Consider all $2^n$ different binary vectors of length $n$ and assume $n$ is an integer multiple of $3$. You are allowed to delete exactly $n/3$ bits from each of the binary vectors, leaving vectors of length $2n/3$ remaining. The number of distinct vectors remaining depends on which bits you delete. Assuming your aim is to leave as few remaining different vectors as possible, how few can you leave as a function of $n$?
Example, $n=3$. You can leave only the two vectors $11$ and $00$.
Following comments at the math.se site (in particular by Jack D'Aurizio), in general for larger values of $n$ you can replace any block of three consecutive bits by either $00$ or $11$. This gives an upper bound of $2^{n/3}$. Is this in fact the correct answer?
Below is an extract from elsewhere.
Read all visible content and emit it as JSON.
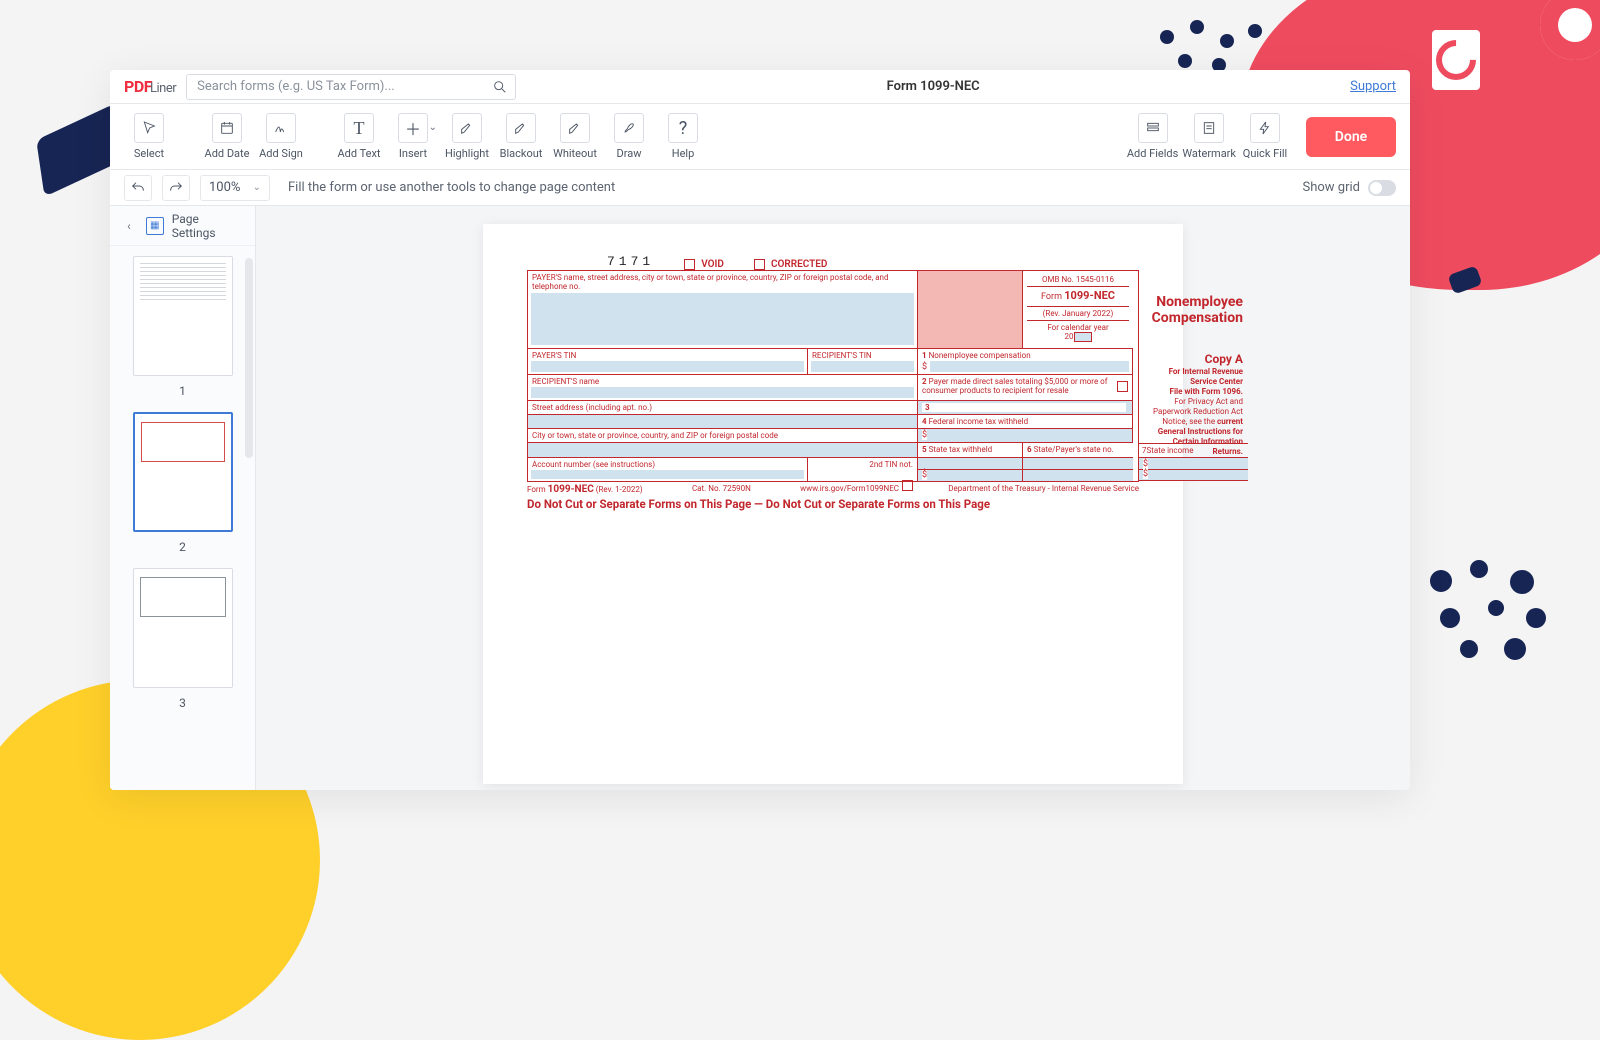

Now I have some code to solve small instances, we can start to fill in a table of optimal results. We use the notation $H(n,b)$ to indicate the smallest number of distinct vectors that results from starting with all vectors of length $n$ and removing $b$ from each.
$$12 \leq H(15,5) \leq17$$
$$H(12,4) = 10$$
For $n=10$ and $b = 1,2,3,4$ we have $\leq140,\leq 31,10, 4$
For $n=9$ and $b = 1,2,3,4$ we have $70,18,6,2$
For $n=8$ and $b = 1,2,3$ we have $40,10,4$
For $n=7$ and $b = 1,2,3$ we have $20,6,2$
For $n=6$ and $b = 1,2$ we have $12,4$
For $n=5$ and $b = 1,2$ we have $6,2$
$$H(4,1) = 4, H(3,1) = 2, H(2,1) = 2$$
If we only allow symmetric solutions then $H(10,2)=32$. This implies (assumnig no error in the calculations) that for some instances there may be no symmetric optimal solutions as we already have $H(10,2) \leq 31$.
Best Answer
I can, at least, answer your question 'Is this in fact the correct answer?' with an affirmative 'no'.
Specifically, we can replace the upper bound $2^{n/3} \approxeq 1.26^n$ with the slightly better bound $6^{n/9} \approxeq 1.22^n$ by applying the same 'separate into independent blocks' construction to the following (conjecturally optimal) covering set for $n = 9$:
$$\{000000, 111111, 111000, 000111, 001100, 110011\}$$
Clearly, $2^{n/3}$ is still optimal for $n = 3$ and indeed (by exhaustive search) $n = 6$.